The plantation of about 4500 trees was planted by Charles Weston and is the largest commercial plantation of cork oaks in the southern hemisphere.
Cork from the oaks is used in wine bottles, floor tiles, life vests and shoes.
Its bark has been used for thousands of years and, in fact, an article on cork oaks in “Smith Journal” notes that “in 77AD Roman naturalist Pliny the Elder referred to the cork oak in his writings”.
If one removed the bark of any other tree it would die. But the outer bark of a cork oak can be completely stripped once every 10 years once the tree is at least 25 years old. Cork oaks can live for more than 500 years and Portugal is considered its home.
THERE is a huge cork oak outside All Saints’ Church, on the corner of Cowper and Bonney Streets, Ainslie.
I have tried unsuccessfully to find out when and why this huge specimen was planted. Was it a commemorative tree?
It certainly predates the church and perhaps a reader may be able to shed some light on this tree? If you have any information please let me know (email@example.com) as a revised conservation plan is being prepared for the church and its grounds.
WITH continuous, fairly high temperatures and little rain for many weeks, deciduous trees are rapidly changing into their magnificent autumn mantle of colour.
This gives us the opportunity of gathering leaves for composting.
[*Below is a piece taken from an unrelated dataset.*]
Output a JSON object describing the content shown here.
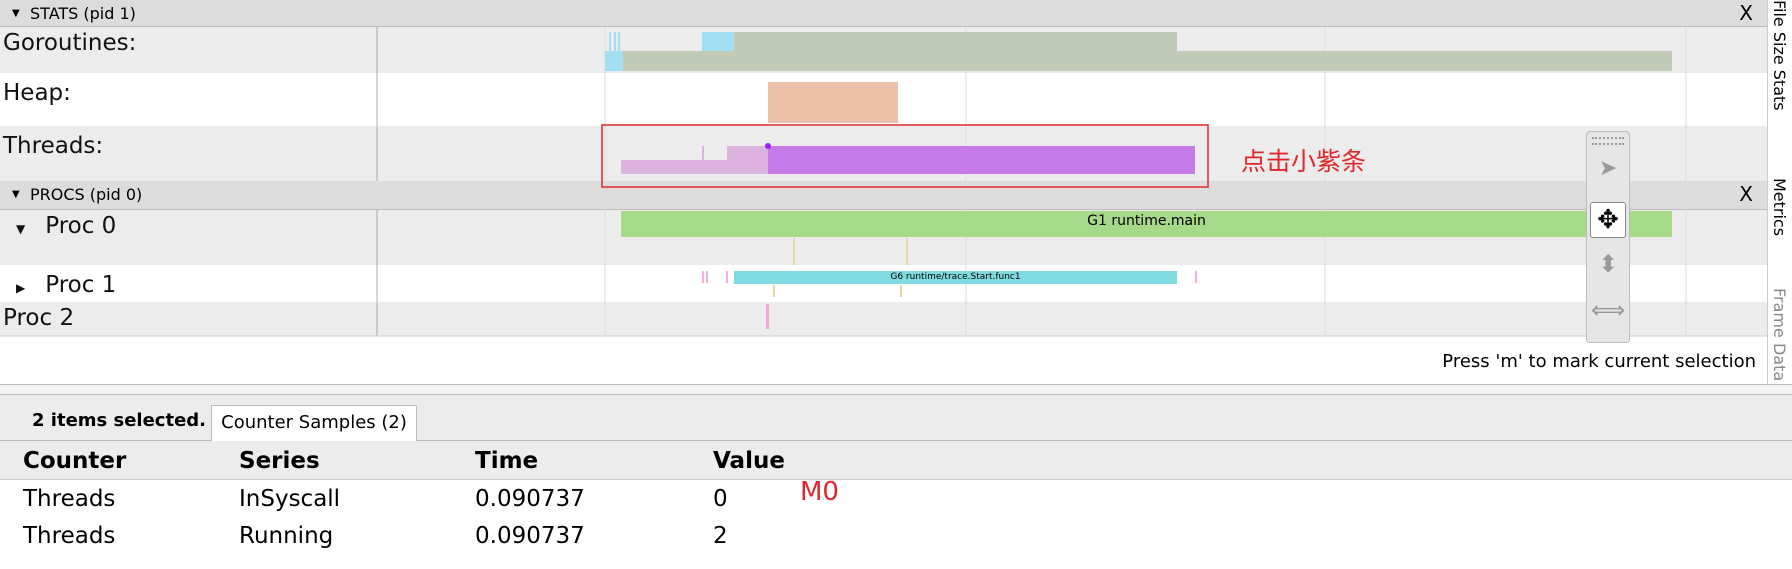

In some of our surrounding streets we have a huge amount of leaves.
I continually hear that one should not put eucalypt leaves on the compost heap or that oak leaves do not break down. With both of these trees I use the mower to shred the leaves and put half on to the garden as mulch and half on to the compost heap. I get strange looks when it appears I am mowing the street gutters.
A couple of reminders: don’t sweep leaves into the gutters as these simply clog the stormwater drains and it is prohibited to burn leaves or any other materials.
For every few barrow loads of leaves on the compost heap add a few handfuls of garden lime. Multicrop’s EcoBoost is also excellent at speeding up the decomposing process.
If you don’t have a compost heap, simply make a circle of chicken wire about a metre and a half across held in place with tomato stakes.
NOXIOUS weeds cause millions of dollars of damage to our farming lands and nature parks.
In Canberra, our government actively encourages gardeners to remove weeds. Possibly the worst of these is privet, pyracantha and cotoneaster.
The ACT Weed Swap Group of volunteers from the Australian Native Plant Society will be in action on the weekend of April 11-12. Located at Corkhill’s site, near the Mugga Lane tip, and Canberra Sand and Gravel landscaping yard, Parkwood Road, Macgregor, 8.30am-4.30pm. Bring those nasties along and they will swap for non-invasive native plants.
- Shrubs can be given a last feed over the next few weeks before winter. Neutrog Seamungus, a combination of seaweed and chook poo, certified organic is good.
- Think about removing plastic water timers. Don’t be caught out with a sudden frost that can burst them apart. Likewise, don’t leave sprinklers on the end of hoses.
- Select trees for autumn colour before they lose their leaves in the garden centres.
- Sow sweet peas now in ground well prepared with compost.